Il senso di costante accessibilità, fino alla crisi di
sovradisponibilità, porta alla perdita dello stesso senso di perdita, con il
suo carico d'irrimediabilità: niente scompare per sempre, tutto ritorna, nella
forma di box retrospettivo con extra ed interviste, che forse non riusciremo ad
ascoltare fino in fondo. Dove il suono è volto in codice (digitale) anche
l'incompatibile viene combinato con la facilità e l'incolpevole appropriazione
del “qualunque cosa va bene”. Sulla strada già tracciata nel passato dal
sistema - moda, la poca energia residuale della pop culture (succhiata ai
depositi archiviati) è spesa per cambiare tendenze e ripercorrere, di quel
sistema, i tassi di avvicendamento artificialmente accelerati e gli altrettanto
rapidi cicli di obsolescenza. L'accelerazione mima quella della vita quotidiana
dentro una griglia data di sorgenti ed influenze. A questa “sterilità febbrile”

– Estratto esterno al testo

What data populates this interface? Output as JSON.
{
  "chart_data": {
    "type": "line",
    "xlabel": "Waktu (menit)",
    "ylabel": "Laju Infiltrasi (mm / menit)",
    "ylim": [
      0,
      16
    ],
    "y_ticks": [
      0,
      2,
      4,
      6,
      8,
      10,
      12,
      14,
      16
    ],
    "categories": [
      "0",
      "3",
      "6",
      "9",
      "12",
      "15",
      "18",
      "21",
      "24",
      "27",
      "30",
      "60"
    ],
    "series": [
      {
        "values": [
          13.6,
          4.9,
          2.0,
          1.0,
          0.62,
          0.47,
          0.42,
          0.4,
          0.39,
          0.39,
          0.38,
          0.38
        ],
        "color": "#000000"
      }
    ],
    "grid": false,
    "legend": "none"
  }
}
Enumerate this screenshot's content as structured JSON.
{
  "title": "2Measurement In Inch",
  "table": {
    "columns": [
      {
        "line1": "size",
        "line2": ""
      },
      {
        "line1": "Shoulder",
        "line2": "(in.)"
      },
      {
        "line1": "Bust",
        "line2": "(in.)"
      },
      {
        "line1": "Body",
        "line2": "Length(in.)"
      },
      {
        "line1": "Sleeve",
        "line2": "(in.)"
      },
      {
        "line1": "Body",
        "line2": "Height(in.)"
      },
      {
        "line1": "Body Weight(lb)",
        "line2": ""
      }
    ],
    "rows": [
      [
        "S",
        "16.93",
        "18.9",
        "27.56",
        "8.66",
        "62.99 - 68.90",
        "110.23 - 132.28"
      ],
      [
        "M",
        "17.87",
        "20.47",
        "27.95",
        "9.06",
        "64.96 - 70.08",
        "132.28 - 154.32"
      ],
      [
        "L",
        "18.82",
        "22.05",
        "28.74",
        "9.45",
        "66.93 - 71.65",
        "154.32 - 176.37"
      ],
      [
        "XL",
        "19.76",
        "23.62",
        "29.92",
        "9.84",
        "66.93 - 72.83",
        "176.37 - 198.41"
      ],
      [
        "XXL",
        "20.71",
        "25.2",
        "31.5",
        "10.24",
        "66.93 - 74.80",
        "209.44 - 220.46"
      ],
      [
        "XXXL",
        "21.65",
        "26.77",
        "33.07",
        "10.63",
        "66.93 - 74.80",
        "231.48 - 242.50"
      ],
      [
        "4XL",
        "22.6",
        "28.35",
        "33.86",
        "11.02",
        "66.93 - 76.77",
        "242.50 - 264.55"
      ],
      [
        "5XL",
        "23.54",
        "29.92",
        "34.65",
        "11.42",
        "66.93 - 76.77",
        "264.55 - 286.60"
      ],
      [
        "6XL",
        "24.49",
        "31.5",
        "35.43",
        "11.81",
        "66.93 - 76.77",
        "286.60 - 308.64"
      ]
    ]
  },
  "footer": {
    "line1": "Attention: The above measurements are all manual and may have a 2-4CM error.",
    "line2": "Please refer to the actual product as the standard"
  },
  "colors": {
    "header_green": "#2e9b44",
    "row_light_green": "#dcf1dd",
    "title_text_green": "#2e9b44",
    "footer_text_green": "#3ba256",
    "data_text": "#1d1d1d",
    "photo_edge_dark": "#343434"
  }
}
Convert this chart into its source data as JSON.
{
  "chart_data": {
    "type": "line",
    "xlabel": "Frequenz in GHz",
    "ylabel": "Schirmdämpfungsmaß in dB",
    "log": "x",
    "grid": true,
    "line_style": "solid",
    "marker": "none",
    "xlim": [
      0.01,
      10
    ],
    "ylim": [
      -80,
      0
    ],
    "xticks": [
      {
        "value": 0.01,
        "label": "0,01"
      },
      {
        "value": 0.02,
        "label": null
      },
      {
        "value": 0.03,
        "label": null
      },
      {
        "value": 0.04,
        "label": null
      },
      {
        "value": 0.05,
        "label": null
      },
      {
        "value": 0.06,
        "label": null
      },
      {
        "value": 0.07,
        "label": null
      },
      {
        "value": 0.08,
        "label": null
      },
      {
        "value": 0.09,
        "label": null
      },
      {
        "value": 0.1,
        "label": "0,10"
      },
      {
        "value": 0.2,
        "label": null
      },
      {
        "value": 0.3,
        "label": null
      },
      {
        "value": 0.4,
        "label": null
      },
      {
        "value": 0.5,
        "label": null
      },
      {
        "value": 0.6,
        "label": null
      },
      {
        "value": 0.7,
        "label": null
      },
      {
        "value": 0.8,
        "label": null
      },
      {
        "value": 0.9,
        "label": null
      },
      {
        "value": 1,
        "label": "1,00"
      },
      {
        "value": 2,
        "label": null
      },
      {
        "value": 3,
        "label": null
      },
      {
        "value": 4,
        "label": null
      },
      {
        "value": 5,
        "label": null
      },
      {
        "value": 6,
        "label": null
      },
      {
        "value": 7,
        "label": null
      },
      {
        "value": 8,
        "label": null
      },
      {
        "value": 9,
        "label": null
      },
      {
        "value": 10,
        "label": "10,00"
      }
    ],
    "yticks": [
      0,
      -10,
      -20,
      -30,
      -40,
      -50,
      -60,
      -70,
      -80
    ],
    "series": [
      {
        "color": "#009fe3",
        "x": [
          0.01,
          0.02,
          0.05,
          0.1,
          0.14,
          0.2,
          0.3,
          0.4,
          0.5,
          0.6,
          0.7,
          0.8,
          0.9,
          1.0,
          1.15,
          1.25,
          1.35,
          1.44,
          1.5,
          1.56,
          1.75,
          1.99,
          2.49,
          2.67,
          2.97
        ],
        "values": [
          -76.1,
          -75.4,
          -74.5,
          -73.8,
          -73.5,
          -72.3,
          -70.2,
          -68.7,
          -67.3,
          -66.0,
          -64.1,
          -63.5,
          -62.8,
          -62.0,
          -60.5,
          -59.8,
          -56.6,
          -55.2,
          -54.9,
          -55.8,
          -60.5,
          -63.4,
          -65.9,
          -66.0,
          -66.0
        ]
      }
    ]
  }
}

o “vasectomia culturale” Reynolds non vuole arrendersi, non accontentandosi dei
rapidi movimenti dentro una rete di conoscenze intorno a cui vivacchiano
esoteriche comunità virtuali di riscopritori e rivalorizzatori. Finché si
lavora fra strati di materiali non si farà che riscoprire, trovando il perduto
piuttosto che l'ignoto. Orientata al passata la musica si forma per
retro-attività e gli archeologi sempre più somiglieranno a scoperchiatori di
tombe.
Ora che alla declamata post-storia si accompagna una
post-geografia che ha stinto e amalgamato ogni suono regionale e colore locale,
l'esperienza destinata al primo mondo pare quella dell'archivio in cui tutto è
virtualmente raggiungibile e all'irreversibile aut-aut è subentrato il
conciliante et-et.
Constatare, come è invalso da qualche tempo, che
l'originalità è sopravvalutata e che gli artisti hanno sempre copiato e
riciclato (l'arrendevole estetica
Qohelet del niente di nuovo ecc ecc) serve a far dimenticare che, nella
sua corsa elettrica e impersonale verso il futuro, nemmeno il pop ha sempre
ripetuto sé stesso. Navigando a vista nella profusione offerta dalla rete,
ridotti allo spoglio internetiano di minuzie e arresi all'ascolto del nuovo
retro, quasi ci dimentichiamo di quando all'orizzonte del pop apparivano cose
davvero insolite ed inedite. Se e quando il nostro mondo possa uscire dal
cerchio del tramonto inscritto nel suo nome, è cosa cui neanche la studiosa
applicazione di Reynolds può dare risposta.